In the nineteen-twenties Housing was the responsibility of the Ministry of Health, so the reports of the Local Medical Officer of Health are revealing. In 1921, soon after the First World War the MOH for Hornsy wrote:

'On the whole the property of the Borough is of very good quality --- There are no houses in the Borough that are so dangerous or injurious to health as to be unfit for human habitation and there are no insanitary areas.

'In parts of Highgate, Crouch End, and Hornsey there are collections of houses occupied in many instances by more than one family and some houses exist which the tenants seem to make no efforts to keep reasonably clean. Sanitary defects in these and other houses have been brought to our notice from time to time throughout the year and it may be said generally that the activities of the Health Department have resulted in the amelioration of many conditions adverse to health.


`It cannot be said that there is any acute shortage of working class houses in the Borough, chiefly because it is not a working class district. But that there is a certain amount of overcrowding is undeniable. I do not consider that the provision of, say, a hundred more houses for the working class would diminish the overcrowding to any appreciable extent, for the reason that it is largely financial in origin. For example, a family occupies a house and, because they are in need of money, they sub-let three rooms and crowd themselves into the remaining two. The sub-tenants themselves begin to take in lodgers and these lodgers may in their turn take in other lodgers. The final result is an over-crowded house. To offer each family in such a house a separate workman's dwelling would not remedy the overcrowding, for none of the families could afford to accept the offer.
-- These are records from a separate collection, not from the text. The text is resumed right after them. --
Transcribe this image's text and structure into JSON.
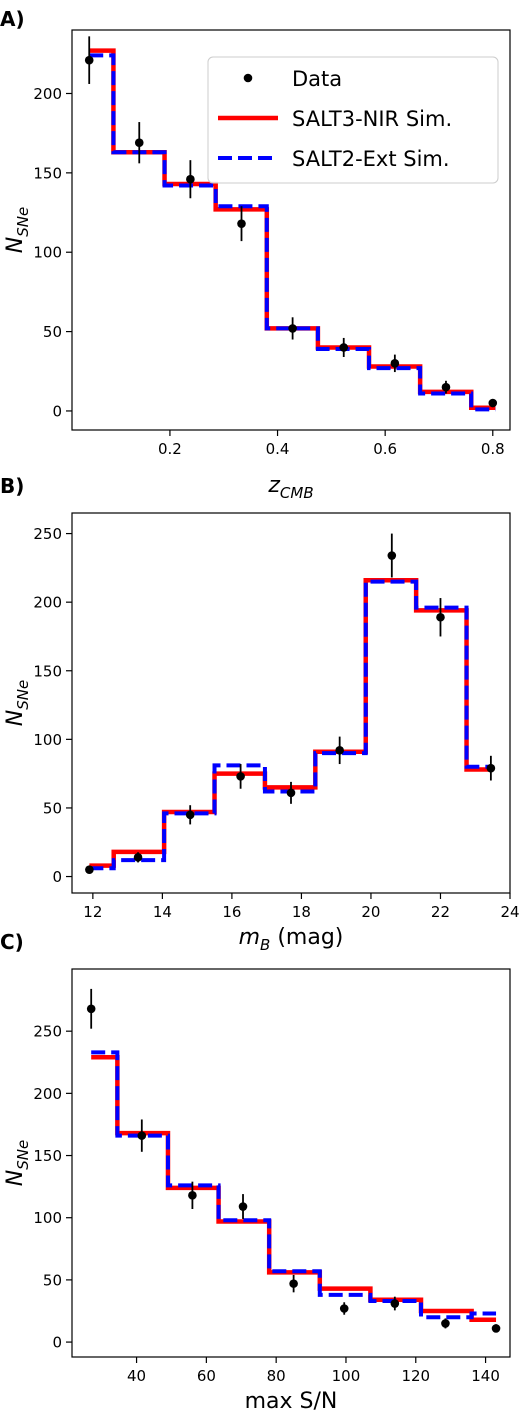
{
  "legend": {
    "entries": [
      {
        "label": "Data",
        "kind": "marker",
        "color": "#000000"
      },
      {
        "label": "SALT3-NIR Sim.",
        "kind": "solid",
        "color": "#ff0000"
      },
      {
        "label": "SALT2-Ext Sim.",
        "kind": "dashed",
        "color": "#0000ff"
      }
    ],
    "placement": "top-right"
  },
  "chart_data": [
    {
      "panel": "A)",
      "type": "line",
      "xlabel_main": "z",
      "xlabel_sub": "CMB",
      "xlabel_suffix": "",
      "ylabel_main": "N",
      "ylabel_sub": "SNe",
      "xlim": [
        0.018,
        0.832
      ],
      "ylim": [
        -12,
        240
      ],
      "xticks": [
        0.2,
        0.4,
        0.6,
        0.8
      ],
      "xtick_labels": [
        "0.2",
        "0.4",
        "0.6",
        "0.8"
      ],
      "yticks": [
        0,
        50,
        100,
        150,
        200
      ],
      "ytick_labels": [
        "0",
        "50",
        "100",
        "150",
        "200"
      ],
      "bin_edges": [
        0.05,
        0.095,
        0.19,
        0.285,
        0.38,
        0.475,
        0.57,
        0.665,
        0.76,
        0.805
      ],
      "series": [
        {
          "name": "SALT3-NIR Sim.",
          "style": "step",
          "values": [
            227,
            163,
            143,
            127,
            52,
            40,
            28,
            12,
            2
          ]
        },
        {
          "name": "SALT2-Ext Sim.",
          "style": "step",
          "values": [
            224,
            163,
            142,
            129,
            52,
            39,
            27,
            11,
            1
          ]
        },
        {
          "name": "Data",
          "style": "errorbar",
          "x": [
            0.05,
            0.143,
            0.238,
            0.333,
            0.428,
            0.523,
            0.618,
            0.713,
            0.8
          ],
          "y": [
            221,
            169,
            146,
            118,
            52,
            40,
            30,
            15,
            5
          ],
          "yerr": [
            15,
            13,
            12,
            11,
            7,
            6,
            5.5,
            4,
            2.2
          ]
        }
      ],
      "grid": false
    },
    {
      "panel": "B)",
      "type": "line",
      "xlabel_main": "m",
      "xlabel_sub": "B",
      "xlabel_suffix": " (mag)",
      "ylabel_main": "N",
      "ylabel_sub": "SNe",
      "xlim": [
        11.4,
        24.0
      ],
      "ylim": [
        -12,
        265
      ],
      "xticks": [
        12,
        14,
        16,
        18,
        20,
        22,
        24
      ],
      "xtick_labels": [
        "12",
        "14",
        "16",
        "18",
        "20",
        "22",
        "24"
      ],
      "yticks": [
        0,
        50,
        100,
        150,
        200,
        250
      ],
      "ytick_labels": [
        "0",
        "50",
        "100",
        "150",
        "200",
        "250"
      ],
      "bin_edges": [
        11.9,
        12.6,
        14.05,
        15.5,
        16.95,
        18.4,
        19.85,
        21.3,
        22.75,
        23.45
      ],
      "series": [
        {
          "name": "SALT3-NIR Sim.",
          "style": "step",
          "values": [
            8,
            18,
            47,
            75,
            65,
            91,
            216,
            194,
            78
          ]
        },
        {
          "name": "SALT2-Ext Sim.",
          "style": "step",
          "values": [
            6,
            12,
            46,
            81,
            62,
            90,
            215,
            196,
            80
          ]
        },
        {
          "name": "Data",
          "style": "errorbar",
          "x": [
            11.9,
            13.3,
            14.8,
            16.25,
            17.7,
            19.1,
            20.6,
            22.0,
            23.45
          ],
          "y": [
            5,
            14,
            45,
            73,
            61,
            92,
            234,
            189,
            79
          ],
          "yerr": [
            2.2,
            3.7,
            7,
            9,
            8,
            10,
            16,
            14,
            9
          ]
        }
      ],
      "grid": false
    },
    {
      "panel": "C)",
      "type": "line",
      "xlabel_main": "max S/N",
      "xlabel_sub": "",
      "xlabel_suffix": "",
      "ylabel_main": "N",
      "ylabel_sub": "SNe",
      "xlim": [
        21.5,
        147
      ],
      "ylim": [
        -12,
        300
      ],
      "xticks": [
        40,
        60,
        80,
        100,
        120,
        140
      ],
      "xtick_labels": [
        "40",
        "60",
        "80",
        "100",
        "120",
        "140"
      ],
      "yticks": [
        0,
        50,
        100,
        150,
        200,
        250
      ],
      "ytick_labels": [
        "0",
        "50",
        "100",
        "150",
        "200",
        "250"
      ],
      "bin_edges": [
        27,
        34.5,
        49,
        63.5,
        78,
        92.5,
        107,
        121.5,
        136,
        143
      ],
      "series": [
        {
          "name": "SALT3-NIR Sim.",
          "style": "step",
          "values": [
            229,
            168,
            124,
            97,
            56,
            43,
            34,
            25,
            18
          ]
        },
        {
          "name": "SALT2-Ext Sim.",
          "style": "step",
          "values": [
            233,
            166,
            126,
            98,
            57,
            38,
            33,
            20,
            23
          ]
        },
        {
          "name": "Data",
          "style": "errorbar",
          "x": [
            27,
            41.5,
            56,
            70.5,
            85,
            99.5,
            114,
            128.5,
            143
          ],
          "y": [
            268,
            166,
            118,
            109,
            47,
            27,
            31,
            15,
            11
          ],
          "yerr": [
            16,
            13,
            11,
            10,
            7,
            5,
            5.5,
            4,
            3.3
          ]
        }
      ],
      "grid": false
    }
  ]
}
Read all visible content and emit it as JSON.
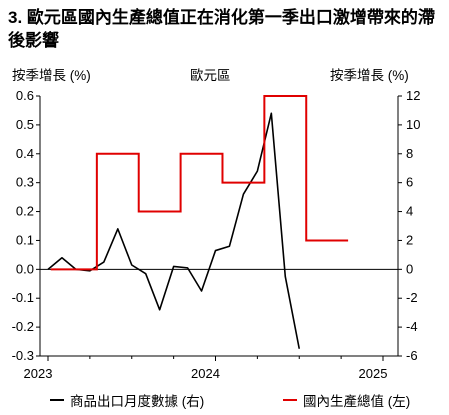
{
  "title": "3. 歐元區國內生產總值正在消化第一季出口激增帶來的滯後影響",
  "chart_data": {
    "type": "line",
    "title": "3. 歐元區國內生產總值正在消化第一季出口激增帶來的滯後影響",
    "ylabel_left": "按季增長 (%)",
    "ylabel_right": "按季增長 (%)",
    "center_label": "歐元區",
    "ylim_left": [
      -0.3,
      0.6
    ],
    "ylim_right": [
      -6,
      12
    ],
    "yticks_left": [
      "0.6",
      "0.5",
      "0.4",
      "0.3",
      "0.2",
      "0.1",
      "0.0",
      "-0.1",
      "-0.2",
      "-0.3"
    ],
    "yticks_right": [
      "12",
      "10",
      "8",
      "6",
      "4",
      "2",
      "0",
      "-2",
      "-4",
      "-6"
    ],
    "xticks": [
      "2023",
      "2024",
      "2025"
    ],
    "xlim": [
      2023.0,
      2025.0
    ],
    "grid": false,
    "legend_position": "bottom",
    "series": [
      {
        "name": "商品出口月度數據 (右)",
        "axis": "right",
        "color": "#000000",
        "x": [
          "2023-01",
          "2023-02",
          "2023-03",
          "2023-04",
          "2023-05",
          "2023-06",
          "2023-07",
          "2023-08",
          "2023-09",
          "2023-10",
          "2023-11",
          "2023-12",
          "2024-01",
          "2024-02",
          "2024-03",
          "2024-04",
          "2024-05",
          "2024-06",
          "2024-07"
        ],
        "values": [
          0.0,
          0.8,
          0.0,
          -0.1,
          0.5,
          2.8,
          0.3,
          -0.3,
          -2.8,
          0.2,
          0.1,
          -1.5,
          1.3,
          1.6,
          5.2,
          6.8,
          10.8,
          -0.5,
          -5.5
        ]
      },
      {
        "name": "國內生產總值 (左)",
        "axis": "left",
        "color": "#e00000",
        "x": [
          "2023-Q1",
          "2023-Q2",
          "2023-Q3",
          "2023-Q4",
          "2024-Q1",
          "2024-Q2",
          "2024-Q3"
        ],
        "values": [
          0.0,
          0.4,
          0.2,
          0.4,
          0.3,
          0.6,
          0.1
        ]
      }
    ]
  }
}
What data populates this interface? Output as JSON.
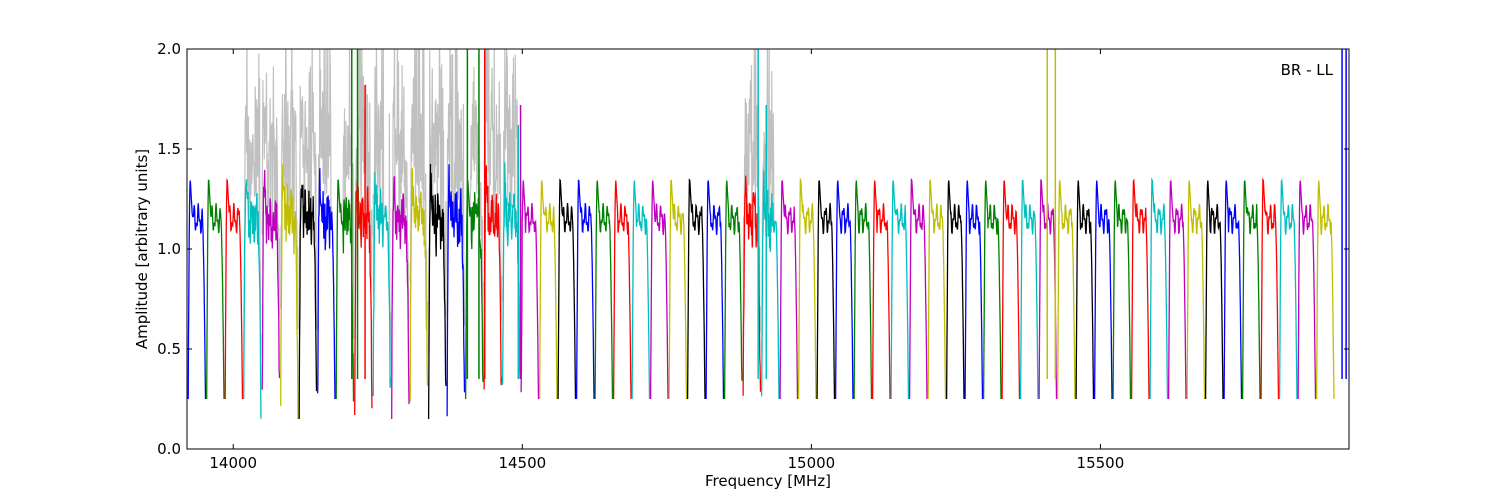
{
  "chart_data": {
    "type": "line",
    "title": "",
    "xlabel": "Frequency [MHz]",
    "ylabel": "Amplitude [arbitrary units]",
    "annotation": "BR - LL",
    "xlim": [
      13920,
      15930
    ],
    "ylim": [
      0.0,
      2.0
    ],
    "x_ticks": [
      14000,
      14500,
      15000,
      15500
    ],
    "x_tick_labels": [
      "14000",
      "14500",
      "15000",
      "15500"
    ],
    "y_ticks": [
      0.0,
      0.5,
      1.0,
      1.5,
      2.0
    ],
    "y_tick_labels": [
      "0.0",
      "0.5",
      "1.0",
      "1.5",
      "2.0"
    ],
    "grid": false,
    "colors": [
      "#0000ff",
      "#008000",
      "#ff0000",
      "#00bfbf",
      "#bf00bf",
      "#bfbf00",
      "#000000"
    ],
    "background_trace_color": "#c0c0c0",
    "band_start_mhz": 13922,
    "band_width_mhz": 32,
    "band_count": 62,
    "band_shape": {
      "edge_low": 0.25,
      "peak": 1.35,
      "plateau": 1.15
    },
    "flagged_spikes": [
      {
        "x": 14205,
        "y_max": 2.0,
        "color": "#008000"
      },
      {
        "x": 14215,
        "y_max": 2.0,
        "color": "#008000"
      },
      {
        "x": 14228,
        "y_max": 1.82,
        "color": "#ff0000"
      },
      {
        "x": 14405,
        "y_max": 2.0,
        "color": "#008000"
      },
      {
        "x": 14425,
        "y_max": 2.0,
        "color": "#008000"
      },
      {
        "x": 14435,
        "y_max": 2.0,
        "color": "#ff0000"
      },
      {
        "x": 14493,
        "y_max": 1.62,
        "color": "#00bfbf"
      },
      {
        "x": 14497,
        "y_max": 1.72,
        "color": "#bf00bf"
      },
      {
        "x": 14908,
        "y_max": 2.0,
        "color": "#00bfbf"
      },
      {
        "x": 14922,
        "y_max": 1.72,
        "color": "#00bfbf"
      },
      {
        "x": 15408,
        "y_max": 2.0,
        "color": "#bfbf00"
      },
      {
        "x": 15422,
        "y_max": 2.0,
        "color": "#bfbf00"
      },
      {
        "x": 15918,
        "y_max": 2.0,
        "color": "#0000ff"
      },
      {
        "x": 15925,
        "y_max": 2.0,
        "color": "#0000ff"
      }
    ],
    "rfi_regions_mhz": [
      [
        14020,
        14170
      ],
      [
        14190,
        14260
      ],
      [
        14270,
        14400
      ],
      [
        14410,
        14500
      ],
      [
        14880,
        14935
      ]
    ]
  }
}
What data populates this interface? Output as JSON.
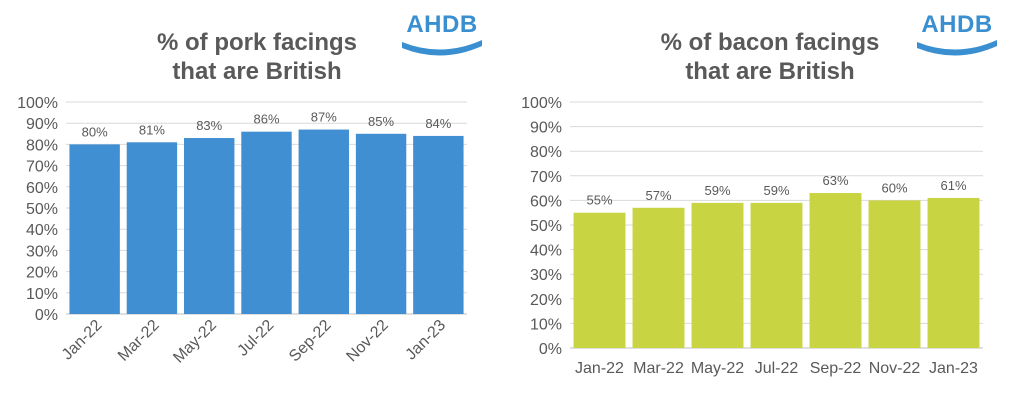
{
  "logo_text": "AHDB",
  "colors": {
    "pork_bar": "#3f8fd2",
    "bacon_bar": "#c9d443",
    "logo": "#3a8fd1",
    "text": "#595959",
    "grid": "#d9d9d9"
  },
  "chart_data": [
    {
      "type": "bar",
      "title_lines": [
        "% of pork facings",
        "that are British"
      ],
      "categories": [
        "Jan-22",
        "Mar-22",
        "May-22",
        "Jul-22",
        "Sep-22",
        "Nov-22",
        "Jan-23"
      ],
      "values": [
        80,
        81,
        83,
        86,
        87,
        85,
        84
      ],
      "data_labels": [
        "80%",
        "81%",
        "83%",
        "86%",
        "87%",
        "85%",
        "84%"
      ],
      "yticks": [
        "0%",
        "10%",
        "20%",
        "30%",
        "40%",
        "50%",
        "60%",
        "70%",
        "80%",
        "90%",
        "100%"
      ],
      "ylim": [
        0,
        100
      ],
      "xlabel": "",
      "ylabel": "",
      "x_tick_rotation": -45,
      "grid": true
    },
    {
      "type": "bar",
      "title_lines": [
        "% of bacon facings",
        "that are British"
      ],
      "categories": [
        "Jan-22",
        "Mar-22",
        "May-22",
        "Jul-22",
        "Sep-22",
        "Nov-22",
        "Jan-23"
      ],
      "values": [
        55,
        57,
        59,
        59,
        63,
        60,
        61
      ],
      "data_labels": [
        "55%",
        "57%",
        "59%",
        "59%",
        "63%",
        "60%",
        "61%"
      ],
      "yticks": [
        "0%",
        "10%",
        "20%",
        "30%",
        "40%",
        "50%",
        "60%",
        "70%",
        "80%",
        "90%",
        "100%"
      ],
      "ylim": [
        0,
        100
      ],
      "xlabel": "",
      "ylabel": "",
      "x_tick_rotation": 0,
      "grid": true
    }
  ]
}
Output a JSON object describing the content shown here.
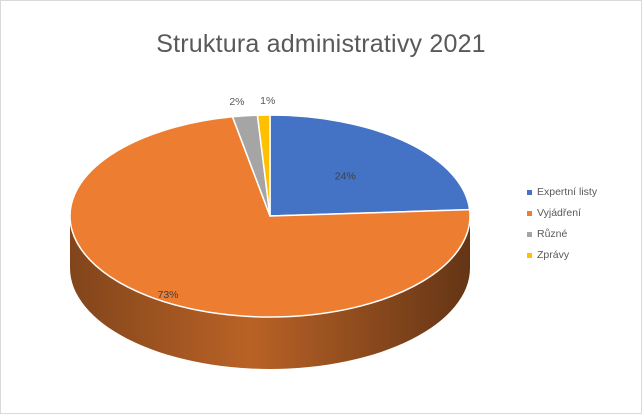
{
  "chart_data": {
    "type": "pie",
    "title": "Struktura administrativy 2021",
    "categories": [
      "Expertní listy",
      "Vyjádření",
      "Různé",
      "Zprávy"
    ],
    "values": [
      24,
      73,
      2,
      1
    ],
    "data_labels": [
      "24%",
      "73%",
      "2%",
      "1%"
    ],
    "colors": [
      "#4472c4",
      "#ed7d31",
      "#a5a5a5",
      "#ffc000"
    ],
    "legend_position": "right",
    "style": "3d-pie"
  }
}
'The whole problem of overcrowding has given the Health Department much trouble during the year, [because] it is so difficult to find the correct remedy. To take people to the police-court acid prosecute them for overcrowding is no remedy, for the infliction of a fine would merely add to the distress. Efforts have been made from time to time to find accommodation in other and more satisfactory places and by this means the conditions in some of the over-crowded houses has improved.'

In 1922 the Medical Officer of Health reported that many of the houses neglected during the First World War, because of labour shortage and high costs, were now being repaired, but he had to return to overcrowding.

If two, three, or four families share a sink or a water-closet, it is nobody's business to keep it clean. It is the business of nobody to look after the common passage and the common back-yard.